ANJALI KAMAT: Thank you, Sunni Patterson.

SUNNI PATTERSON: Thank you.

ANJALI KAMAT: Jordan Flaherty, I want to end with you. Sunni talked about amnesia. What lessons can people around the world learn from the resilience of the people in New Orleans? As Pakistan faces the worst floods in a hundred years, Haiti recovering from earthquake, disasters natural and unnatural, what community-based lessons can people learn?

JORDAN FLAHERTY: It’s really hard to speak after Sunni Patterson; my breath is taken away. I think that there are so many important lessons to learn again from the grassroots resistance, from the organizing, from the communities coming together. I think we need to learn not to give money to Red Cross and these big charities that are not accountable to the communities that are most in need.

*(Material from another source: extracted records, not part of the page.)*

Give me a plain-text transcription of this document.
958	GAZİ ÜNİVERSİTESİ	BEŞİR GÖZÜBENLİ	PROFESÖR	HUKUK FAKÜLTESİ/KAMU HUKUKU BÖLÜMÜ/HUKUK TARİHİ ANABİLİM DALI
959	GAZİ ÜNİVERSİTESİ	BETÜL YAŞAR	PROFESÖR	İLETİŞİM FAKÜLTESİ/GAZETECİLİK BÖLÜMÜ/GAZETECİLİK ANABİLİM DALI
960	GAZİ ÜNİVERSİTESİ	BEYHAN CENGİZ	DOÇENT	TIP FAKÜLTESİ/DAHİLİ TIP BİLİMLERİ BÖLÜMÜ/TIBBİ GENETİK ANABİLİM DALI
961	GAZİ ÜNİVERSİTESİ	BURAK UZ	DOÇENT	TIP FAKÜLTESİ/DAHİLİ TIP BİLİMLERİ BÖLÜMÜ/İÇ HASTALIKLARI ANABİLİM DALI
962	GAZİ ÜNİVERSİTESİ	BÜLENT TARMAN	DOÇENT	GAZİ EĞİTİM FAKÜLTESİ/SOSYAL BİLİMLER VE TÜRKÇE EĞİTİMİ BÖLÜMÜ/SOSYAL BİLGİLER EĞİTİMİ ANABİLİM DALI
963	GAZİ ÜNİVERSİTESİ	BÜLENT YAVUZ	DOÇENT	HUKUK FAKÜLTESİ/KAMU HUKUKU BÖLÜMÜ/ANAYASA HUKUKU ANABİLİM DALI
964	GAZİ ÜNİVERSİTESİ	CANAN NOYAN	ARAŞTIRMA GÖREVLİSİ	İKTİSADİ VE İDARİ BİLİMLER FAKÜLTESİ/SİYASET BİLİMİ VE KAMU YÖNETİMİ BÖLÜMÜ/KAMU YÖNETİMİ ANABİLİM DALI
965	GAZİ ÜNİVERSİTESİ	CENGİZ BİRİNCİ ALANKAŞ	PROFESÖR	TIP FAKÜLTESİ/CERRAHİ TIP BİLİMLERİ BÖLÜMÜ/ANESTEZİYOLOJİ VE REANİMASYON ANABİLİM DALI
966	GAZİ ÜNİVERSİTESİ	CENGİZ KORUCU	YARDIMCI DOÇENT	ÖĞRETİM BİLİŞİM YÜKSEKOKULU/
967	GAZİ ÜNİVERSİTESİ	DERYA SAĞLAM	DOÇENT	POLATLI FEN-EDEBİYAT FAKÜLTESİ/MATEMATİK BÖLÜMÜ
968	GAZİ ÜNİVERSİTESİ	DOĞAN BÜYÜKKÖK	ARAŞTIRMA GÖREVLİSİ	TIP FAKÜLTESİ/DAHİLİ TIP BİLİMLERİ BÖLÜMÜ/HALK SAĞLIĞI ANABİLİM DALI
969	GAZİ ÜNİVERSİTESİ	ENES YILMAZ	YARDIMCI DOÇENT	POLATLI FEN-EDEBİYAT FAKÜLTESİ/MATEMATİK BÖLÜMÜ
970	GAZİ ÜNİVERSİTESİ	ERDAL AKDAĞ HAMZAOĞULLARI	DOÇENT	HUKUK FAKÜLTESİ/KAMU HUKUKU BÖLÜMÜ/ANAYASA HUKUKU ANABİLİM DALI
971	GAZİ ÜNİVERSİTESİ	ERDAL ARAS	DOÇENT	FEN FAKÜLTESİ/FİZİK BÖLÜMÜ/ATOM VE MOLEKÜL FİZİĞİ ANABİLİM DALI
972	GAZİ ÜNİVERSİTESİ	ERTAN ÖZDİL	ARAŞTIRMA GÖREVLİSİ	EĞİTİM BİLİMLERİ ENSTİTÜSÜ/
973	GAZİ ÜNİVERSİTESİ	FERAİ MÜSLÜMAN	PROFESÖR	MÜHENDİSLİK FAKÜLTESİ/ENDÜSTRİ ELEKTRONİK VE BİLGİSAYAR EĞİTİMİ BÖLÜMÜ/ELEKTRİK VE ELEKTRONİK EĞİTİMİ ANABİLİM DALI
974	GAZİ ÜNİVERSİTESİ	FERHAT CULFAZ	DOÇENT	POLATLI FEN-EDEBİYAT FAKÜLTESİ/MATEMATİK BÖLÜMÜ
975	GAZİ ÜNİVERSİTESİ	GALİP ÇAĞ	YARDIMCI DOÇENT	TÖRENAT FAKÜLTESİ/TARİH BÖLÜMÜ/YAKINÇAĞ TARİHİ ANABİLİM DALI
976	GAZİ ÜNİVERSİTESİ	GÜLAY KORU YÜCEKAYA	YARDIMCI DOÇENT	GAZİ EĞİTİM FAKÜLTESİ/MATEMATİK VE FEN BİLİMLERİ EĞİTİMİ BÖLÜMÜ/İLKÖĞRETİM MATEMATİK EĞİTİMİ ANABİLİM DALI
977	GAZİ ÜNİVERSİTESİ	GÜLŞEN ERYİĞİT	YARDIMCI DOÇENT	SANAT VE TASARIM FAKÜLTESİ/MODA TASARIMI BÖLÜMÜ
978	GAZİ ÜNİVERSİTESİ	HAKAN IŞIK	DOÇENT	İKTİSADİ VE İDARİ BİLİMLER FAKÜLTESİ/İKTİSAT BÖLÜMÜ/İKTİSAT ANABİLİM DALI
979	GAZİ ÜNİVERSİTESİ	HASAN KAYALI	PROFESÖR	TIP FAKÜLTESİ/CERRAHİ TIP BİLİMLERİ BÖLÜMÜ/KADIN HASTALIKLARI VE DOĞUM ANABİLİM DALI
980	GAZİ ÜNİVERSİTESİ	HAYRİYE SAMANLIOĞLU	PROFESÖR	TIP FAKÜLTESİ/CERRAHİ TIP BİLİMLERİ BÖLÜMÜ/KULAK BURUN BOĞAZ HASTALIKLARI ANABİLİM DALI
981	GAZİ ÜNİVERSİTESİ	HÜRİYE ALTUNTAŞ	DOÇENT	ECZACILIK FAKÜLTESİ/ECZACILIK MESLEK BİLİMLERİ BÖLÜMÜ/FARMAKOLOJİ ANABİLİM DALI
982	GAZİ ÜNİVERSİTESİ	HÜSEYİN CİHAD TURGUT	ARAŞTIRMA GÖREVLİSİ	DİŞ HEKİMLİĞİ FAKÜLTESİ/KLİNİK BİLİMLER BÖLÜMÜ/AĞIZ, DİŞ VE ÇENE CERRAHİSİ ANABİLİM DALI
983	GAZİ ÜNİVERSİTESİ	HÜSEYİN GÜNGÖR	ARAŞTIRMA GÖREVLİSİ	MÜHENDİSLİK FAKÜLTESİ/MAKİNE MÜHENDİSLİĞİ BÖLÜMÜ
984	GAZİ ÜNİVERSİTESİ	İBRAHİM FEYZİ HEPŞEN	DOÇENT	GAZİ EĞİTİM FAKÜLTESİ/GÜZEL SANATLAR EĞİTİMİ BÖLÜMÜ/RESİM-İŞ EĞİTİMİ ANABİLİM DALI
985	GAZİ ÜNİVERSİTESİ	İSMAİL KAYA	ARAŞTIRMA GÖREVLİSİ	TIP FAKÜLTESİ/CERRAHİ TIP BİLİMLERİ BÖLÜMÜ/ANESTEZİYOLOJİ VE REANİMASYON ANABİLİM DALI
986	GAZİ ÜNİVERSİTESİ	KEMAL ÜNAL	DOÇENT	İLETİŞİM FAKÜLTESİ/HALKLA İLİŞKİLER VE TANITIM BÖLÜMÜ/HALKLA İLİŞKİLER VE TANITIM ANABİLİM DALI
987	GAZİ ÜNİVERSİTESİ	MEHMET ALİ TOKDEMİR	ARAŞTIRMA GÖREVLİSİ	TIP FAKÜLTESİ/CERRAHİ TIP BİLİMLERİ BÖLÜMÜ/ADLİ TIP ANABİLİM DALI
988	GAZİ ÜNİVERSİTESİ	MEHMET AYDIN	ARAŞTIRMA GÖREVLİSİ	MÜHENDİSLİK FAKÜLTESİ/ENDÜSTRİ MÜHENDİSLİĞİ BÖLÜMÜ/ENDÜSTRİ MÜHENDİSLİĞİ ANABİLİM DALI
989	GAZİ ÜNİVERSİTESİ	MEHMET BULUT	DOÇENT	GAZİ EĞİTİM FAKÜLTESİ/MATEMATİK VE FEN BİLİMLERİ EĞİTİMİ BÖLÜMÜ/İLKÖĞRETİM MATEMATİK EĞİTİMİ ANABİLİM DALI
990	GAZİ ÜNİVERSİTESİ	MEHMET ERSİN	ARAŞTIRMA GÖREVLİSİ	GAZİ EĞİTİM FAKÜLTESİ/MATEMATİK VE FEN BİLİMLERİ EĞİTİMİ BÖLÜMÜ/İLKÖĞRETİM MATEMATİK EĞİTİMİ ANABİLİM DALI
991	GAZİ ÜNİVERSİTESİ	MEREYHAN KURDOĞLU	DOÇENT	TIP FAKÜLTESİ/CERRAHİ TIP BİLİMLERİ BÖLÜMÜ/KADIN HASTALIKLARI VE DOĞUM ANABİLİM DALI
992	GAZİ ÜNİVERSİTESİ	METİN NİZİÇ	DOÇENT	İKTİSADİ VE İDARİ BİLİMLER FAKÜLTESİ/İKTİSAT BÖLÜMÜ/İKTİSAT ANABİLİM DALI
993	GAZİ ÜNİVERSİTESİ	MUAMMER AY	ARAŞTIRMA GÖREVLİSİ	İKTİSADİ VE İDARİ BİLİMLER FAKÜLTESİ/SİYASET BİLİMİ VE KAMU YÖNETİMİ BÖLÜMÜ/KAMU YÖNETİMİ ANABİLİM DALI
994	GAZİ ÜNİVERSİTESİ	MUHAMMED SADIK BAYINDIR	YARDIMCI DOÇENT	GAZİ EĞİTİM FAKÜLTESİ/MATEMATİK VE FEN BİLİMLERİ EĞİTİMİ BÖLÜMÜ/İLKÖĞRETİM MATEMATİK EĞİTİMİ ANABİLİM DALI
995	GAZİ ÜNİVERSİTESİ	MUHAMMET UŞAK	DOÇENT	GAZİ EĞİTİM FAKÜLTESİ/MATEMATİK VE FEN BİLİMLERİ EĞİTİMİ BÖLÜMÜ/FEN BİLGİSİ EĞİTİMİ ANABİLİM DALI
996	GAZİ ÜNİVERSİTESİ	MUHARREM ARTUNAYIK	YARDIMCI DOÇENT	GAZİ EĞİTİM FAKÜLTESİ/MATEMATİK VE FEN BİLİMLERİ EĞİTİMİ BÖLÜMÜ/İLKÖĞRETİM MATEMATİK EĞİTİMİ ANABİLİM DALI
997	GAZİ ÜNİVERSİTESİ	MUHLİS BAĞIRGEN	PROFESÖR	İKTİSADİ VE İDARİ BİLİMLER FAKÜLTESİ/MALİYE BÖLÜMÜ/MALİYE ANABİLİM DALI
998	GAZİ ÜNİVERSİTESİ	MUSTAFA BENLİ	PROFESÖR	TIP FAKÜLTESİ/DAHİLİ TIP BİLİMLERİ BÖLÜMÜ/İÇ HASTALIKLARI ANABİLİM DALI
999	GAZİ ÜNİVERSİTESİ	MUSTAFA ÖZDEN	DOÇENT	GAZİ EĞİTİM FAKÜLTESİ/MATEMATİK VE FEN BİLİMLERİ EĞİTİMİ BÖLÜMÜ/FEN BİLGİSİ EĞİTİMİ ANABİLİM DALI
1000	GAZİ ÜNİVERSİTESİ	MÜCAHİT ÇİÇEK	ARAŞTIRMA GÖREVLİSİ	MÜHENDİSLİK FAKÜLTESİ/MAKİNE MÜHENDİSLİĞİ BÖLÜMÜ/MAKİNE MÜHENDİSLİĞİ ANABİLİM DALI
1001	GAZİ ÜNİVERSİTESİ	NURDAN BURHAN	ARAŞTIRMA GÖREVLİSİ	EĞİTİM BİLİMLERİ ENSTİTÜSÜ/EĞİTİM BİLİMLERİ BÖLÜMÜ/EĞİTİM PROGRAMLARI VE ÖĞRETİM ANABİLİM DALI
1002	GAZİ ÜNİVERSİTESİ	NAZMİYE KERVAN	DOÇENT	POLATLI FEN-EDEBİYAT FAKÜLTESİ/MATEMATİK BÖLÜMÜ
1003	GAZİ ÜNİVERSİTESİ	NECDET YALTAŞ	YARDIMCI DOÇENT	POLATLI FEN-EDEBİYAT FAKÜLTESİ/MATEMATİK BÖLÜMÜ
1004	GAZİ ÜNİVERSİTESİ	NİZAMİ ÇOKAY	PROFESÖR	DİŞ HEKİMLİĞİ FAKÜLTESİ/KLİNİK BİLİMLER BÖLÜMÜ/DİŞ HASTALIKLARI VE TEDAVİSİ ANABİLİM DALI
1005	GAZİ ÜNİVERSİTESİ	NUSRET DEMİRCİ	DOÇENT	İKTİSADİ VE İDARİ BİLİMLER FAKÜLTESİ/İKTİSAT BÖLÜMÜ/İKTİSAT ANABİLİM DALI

We need to find the folks in the grassroots and find ways to support them. We need to understand that this system causes crisis, and so that there will always be more of these crises. And we need to look out for the corporations that will try to profit off these crises, what Naomi Klein has called “the shock doctrine,” these politicians that try to use this crisis to take away power from the people and control from the people and shift over to more corporate control, more privatization. But there are communities in Haiti, in New Orleans, in Pakistan —-

ANJALI KAMAT: Five seconds.

JORDAN FLAHERTY: —- that are rising up and organizing. And so, we need to support these communities. Thank you again for Democracy Now! for all you do to spread the word about this.

ANJALI KAMAT: Thanks, Jordan. Jordan Flaherty, community organizer, writer in New Orleans, the author of Floodlines: Community and Resistance from Katrina to the Jena Six. Thanks also to Sunni Patterson, poet from the Lower Ninth Ward of New Orleans.